Toni da amarcord ma  Abruzzo è combattivo. Al  giornalismo non ha mai  chiuso  le porte.  Lo mastica in ognuna delle sue infinite   sfaccettature e, da bravo maestro,  ne rende intelligibile ogni mistero: “Ai giornalisti consiglio di aggiornarsi con Internet. Il futuro è profondamente digitale. Ai giovani colleghi consiglio non solo di studiare molto, ma di acquisire una dimestichezza diabolica con Internet. Oggi il problema centrale  è quello della difesa della professione che gli editori vogliono distruggere. Gli editori vogliono assemblare i materiali presenti nella rete utilizzando giovani precari e affidare la parte nobile, i commenti, a persone di fiducia (ambasciatori e professori universitari).  Un nucleo di giornalisti professionisti molto qualificato provvede, invece, alla creazione, all’assemblaggio e alla fattura del giornale. Questo disegno va contrastato. Bisogna difendere il ruolo storico del giornalista, mediatore intellettuale tra i fatti e la gente. E  battersi perché chi ha  interessi privati in altri settori non possieda giornali. La prima contromossa è l’approvazione  di una legge sullo Statuto dell’impresa editoriale, che separi proprietà azionarie e redazioni. Sarebbe ottima, come negli Usa, separare il giornale che racconta i fatti e li  spiega dalle pagine dedicate ai commenti, pagine che dovrebbero avere un direttore diverso da quello della pagine dei fatti. La scommessa è il giornalismo indipendente: può ritrovare cittadinanza in Italia? L’alternativa pessima è il giornalismo schierato con i poteri della politica e dell’economia.”

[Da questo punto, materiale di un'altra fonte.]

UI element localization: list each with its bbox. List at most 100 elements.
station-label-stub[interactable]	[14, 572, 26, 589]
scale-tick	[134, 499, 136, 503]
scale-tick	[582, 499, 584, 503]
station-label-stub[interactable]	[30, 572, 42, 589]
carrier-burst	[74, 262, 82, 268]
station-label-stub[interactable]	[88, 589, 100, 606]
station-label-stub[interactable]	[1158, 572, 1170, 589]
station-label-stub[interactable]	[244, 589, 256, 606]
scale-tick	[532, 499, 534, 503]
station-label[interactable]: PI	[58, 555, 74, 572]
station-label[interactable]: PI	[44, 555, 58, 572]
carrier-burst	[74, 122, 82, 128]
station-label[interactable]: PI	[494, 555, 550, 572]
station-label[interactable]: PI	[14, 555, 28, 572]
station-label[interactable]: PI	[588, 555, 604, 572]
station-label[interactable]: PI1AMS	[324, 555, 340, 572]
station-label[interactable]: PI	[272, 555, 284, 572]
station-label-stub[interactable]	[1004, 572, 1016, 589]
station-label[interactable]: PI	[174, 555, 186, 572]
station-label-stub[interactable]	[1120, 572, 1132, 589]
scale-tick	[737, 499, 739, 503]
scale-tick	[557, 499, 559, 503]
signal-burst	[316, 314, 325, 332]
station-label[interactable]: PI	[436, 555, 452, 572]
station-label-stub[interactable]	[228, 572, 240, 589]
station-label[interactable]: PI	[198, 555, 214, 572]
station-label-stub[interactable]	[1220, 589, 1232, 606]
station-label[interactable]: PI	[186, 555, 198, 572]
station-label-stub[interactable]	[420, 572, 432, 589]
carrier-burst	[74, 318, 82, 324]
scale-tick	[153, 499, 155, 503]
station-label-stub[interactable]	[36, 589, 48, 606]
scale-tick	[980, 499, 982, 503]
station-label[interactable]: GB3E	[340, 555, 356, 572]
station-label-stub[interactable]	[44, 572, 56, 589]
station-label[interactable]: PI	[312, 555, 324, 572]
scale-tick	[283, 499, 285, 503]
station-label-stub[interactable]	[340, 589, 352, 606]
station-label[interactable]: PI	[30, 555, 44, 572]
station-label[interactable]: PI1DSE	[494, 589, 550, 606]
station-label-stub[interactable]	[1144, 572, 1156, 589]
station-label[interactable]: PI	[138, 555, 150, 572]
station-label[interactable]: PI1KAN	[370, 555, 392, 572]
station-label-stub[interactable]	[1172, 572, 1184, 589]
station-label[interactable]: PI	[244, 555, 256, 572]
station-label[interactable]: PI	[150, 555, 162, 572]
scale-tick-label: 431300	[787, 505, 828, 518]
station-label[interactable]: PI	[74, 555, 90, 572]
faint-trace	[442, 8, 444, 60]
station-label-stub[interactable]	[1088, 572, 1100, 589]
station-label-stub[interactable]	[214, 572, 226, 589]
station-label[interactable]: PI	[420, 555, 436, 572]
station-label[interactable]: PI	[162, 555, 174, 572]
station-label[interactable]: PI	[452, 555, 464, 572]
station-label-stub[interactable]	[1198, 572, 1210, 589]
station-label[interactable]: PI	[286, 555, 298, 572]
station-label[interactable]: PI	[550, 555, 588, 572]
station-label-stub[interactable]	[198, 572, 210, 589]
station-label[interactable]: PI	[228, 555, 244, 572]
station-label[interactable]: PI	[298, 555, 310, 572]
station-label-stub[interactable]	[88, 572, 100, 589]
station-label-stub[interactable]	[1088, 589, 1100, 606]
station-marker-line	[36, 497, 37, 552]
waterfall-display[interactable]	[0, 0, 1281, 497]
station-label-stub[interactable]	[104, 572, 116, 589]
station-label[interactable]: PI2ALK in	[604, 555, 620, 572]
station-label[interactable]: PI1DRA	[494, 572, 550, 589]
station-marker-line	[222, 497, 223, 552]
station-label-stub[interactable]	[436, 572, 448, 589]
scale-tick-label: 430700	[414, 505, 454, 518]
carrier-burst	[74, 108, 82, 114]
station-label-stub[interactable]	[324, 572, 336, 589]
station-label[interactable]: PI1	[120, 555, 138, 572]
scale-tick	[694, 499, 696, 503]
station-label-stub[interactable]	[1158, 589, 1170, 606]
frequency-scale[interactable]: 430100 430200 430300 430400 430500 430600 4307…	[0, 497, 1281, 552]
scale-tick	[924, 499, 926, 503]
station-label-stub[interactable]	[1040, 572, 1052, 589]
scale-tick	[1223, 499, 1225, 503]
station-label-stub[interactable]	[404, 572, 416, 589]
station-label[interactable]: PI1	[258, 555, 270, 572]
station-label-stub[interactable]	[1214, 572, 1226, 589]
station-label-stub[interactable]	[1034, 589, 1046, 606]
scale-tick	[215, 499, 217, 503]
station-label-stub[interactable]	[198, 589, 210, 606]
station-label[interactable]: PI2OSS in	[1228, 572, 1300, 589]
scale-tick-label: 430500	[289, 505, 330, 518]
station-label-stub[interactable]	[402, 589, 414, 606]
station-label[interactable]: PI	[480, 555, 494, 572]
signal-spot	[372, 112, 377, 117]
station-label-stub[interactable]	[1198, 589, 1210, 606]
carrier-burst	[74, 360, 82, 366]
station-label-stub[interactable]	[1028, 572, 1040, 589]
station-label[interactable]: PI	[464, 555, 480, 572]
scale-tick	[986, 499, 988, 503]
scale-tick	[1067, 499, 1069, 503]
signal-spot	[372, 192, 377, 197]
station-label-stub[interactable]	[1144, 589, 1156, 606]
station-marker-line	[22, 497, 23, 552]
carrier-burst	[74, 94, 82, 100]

Un fiume in piena questo giornalista/giurista in servizio permanente stabile: “La legalità deontologica è un valore da difendere contro chi pensa di ridurre i giornali a veicoli di pubblicità spacciata per notizia, di gossip, di foto raccapriccianti, di articoli elaborati incollando le agenzie di stampa.  Le inchieste sui problemi sociali ed economici devono tornare nei giornali. Non è possibile che i giornali buchino sistematicamente i grandi scandali economico/finanziari lasciando che se ne occupino i Palazzi di Giustizia: all’informazione spetta anticipare i fatti”.
Cosi parla l’oracolo di Sesto San Giovanni. Stanco affatto. Abruzzo, dopo mezzo secolo di professione,  ogni mattina si siede alla sua scrivania, guarda  i giornali, legge le centinaia di mail piovute da ogni luogo sul suo sito (www.francoabruzzo.it Giornalistici  per la Costituzione). Studia i casi critici che gli segnalano.  Li viviseziona e poi si pronuncia. Quando l’indice picchia sul tasto “invio” del computer, partono in tutte le direzioni del Paese 32mila mail. Un esercito di lavoratori della scrittura nei grandi e piccoli giornali, di professionisti   audiovisivi d’ogni ordine e grado, di grandi giornalisti o di precari angosciati dal futuro, ma anche moltissimi  avvocati, magistrati, apre le mail di Abruzzo. E ne ricava  chicche di saggezza, pensieri illuminanti, insperate chiavi di lettura.